Rebuilding on Palmetto Street included the handsome Victorian buildings, where Cave Shepherd and Company started business. On the corner was a handsome building of three stories, the Trafalgar Hotel. This was a rambling old house, with a second block towards the East. It’s recorded that until the 1970s the restaurant at the Trafalgar Hotel was the usual place for lunch of members of Parliament.
On the ground floor for decades in the last century was the famous barber shop of Barry Springer, and upstairs was a restaurant and bar, frequented by Sir Grantley Adams and the MPs of his day. The hotel and restaurant was run for many years by a Mrs. Murray.
Both venues were the haunt of parliamentarians, politicians and aspiring politicians. It was rather like the offices of Clennel Wickham a century ago, where people dropped in or gathered to discuss politics. Things changed when the post office was relocated from the parliament buildings and a dining room was created at the north end of the east wing. This was where my mother ran the postal order department from 1960 until she retired in 1967. She was also had of the registration department at the north end of the west wing, so she spent a lot of time crossing parliament yard and keeping fit!

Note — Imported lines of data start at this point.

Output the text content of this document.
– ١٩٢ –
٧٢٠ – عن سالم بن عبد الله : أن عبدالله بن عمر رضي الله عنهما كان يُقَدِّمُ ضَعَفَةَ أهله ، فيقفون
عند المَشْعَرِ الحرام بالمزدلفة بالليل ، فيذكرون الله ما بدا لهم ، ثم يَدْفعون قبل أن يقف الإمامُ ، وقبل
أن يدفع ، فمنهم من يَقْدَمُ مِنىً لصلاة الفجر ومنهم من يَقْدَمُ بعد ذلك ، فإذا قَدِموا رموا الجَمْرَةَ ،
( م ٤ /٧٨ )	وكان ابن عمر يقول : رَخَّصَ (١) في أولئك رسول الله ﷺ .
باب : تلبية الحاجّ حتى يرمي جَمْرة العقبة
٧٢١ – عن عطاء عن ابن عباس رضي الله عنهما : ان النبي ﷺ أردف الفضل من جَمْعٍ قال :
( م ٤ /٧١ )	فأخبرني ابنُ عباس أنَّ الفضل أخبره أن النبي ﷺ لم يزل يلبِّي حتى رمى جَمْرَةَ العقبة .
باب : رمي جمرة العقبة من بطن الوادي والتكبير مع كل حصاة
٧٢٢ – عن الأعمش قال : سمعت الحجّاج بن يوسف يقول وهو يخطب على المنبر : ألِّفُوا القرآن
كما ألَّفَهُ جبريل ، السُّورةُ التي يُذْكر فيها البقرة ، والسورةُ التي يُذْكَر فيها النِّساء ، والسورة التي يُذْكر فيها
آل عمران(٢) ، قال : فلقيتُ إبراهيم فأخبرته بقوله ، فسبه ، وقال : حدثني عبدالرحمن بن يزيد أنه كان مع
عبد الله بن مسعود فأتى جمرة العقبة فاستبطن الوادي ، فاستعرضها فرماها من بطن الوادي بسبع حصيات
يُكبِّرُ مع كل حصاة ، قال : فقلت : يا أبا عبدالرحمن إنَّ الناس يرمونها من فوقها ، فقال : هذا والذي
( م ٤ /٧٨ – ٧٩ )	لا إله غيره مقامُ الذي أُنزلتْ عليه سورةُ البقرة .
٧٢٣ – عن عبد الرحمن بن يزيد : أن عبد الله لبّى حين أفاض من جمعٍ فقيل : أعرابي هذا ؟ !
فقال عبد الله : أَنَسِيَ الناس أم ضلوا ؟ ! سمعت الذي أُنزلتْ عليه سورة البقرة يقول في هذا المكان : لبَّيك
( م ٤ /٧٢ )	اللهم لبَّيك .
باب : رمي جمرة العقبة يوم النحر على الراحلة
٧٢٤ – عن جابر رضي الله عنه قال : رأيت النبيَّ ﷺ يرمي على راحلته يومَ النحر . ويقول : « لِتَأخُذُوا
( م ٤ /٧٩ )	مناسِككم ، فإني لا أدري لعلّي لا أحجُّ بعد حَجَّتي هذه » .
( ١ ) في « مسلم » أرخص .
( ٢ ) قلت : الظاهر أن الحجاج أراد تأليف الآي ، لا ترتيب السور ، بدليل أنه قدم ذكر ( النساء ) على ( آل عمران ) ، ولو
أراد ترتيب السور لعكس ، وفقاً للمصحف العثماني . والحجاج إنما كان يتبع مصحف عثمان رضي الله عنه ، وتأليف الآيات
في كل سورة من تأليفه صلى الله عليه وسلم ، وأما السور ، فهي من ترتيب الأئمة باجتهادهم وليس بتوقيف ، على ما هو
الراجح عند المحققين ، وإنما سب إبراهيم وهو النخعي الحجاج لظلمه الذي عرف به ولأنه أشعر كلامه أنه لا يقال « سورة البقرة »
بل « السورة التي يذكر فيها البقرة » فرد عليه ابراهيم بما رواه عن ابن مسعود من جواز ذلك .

But the removal of the post office and the creation of the dining room in parliament must have had a dramatic effect on the patronage of the Trafalgar Hotel restaurant and bar, and things clearly went downhill, as the buildings fell into disrepair. In 1978 it was sold and demolished.
I vividly recall my friend the artist Omowale Stewart phoning me with the news of the demolition to occur the following day, and he and I and several others converged on the site that afternoon for the first of a series of sketches and paintings. My three visits produced a triptych, one of my favourite paintings, with the iconic bread cart at the corner! This was shown at the first Art Collection Foundation show in 1985, and hangs in our dining room, while pen sketch number one hangs over my desk.
It was a sad loss of an iconic landmark of old Bridgetown, to be replaced by the ugliest building in the city!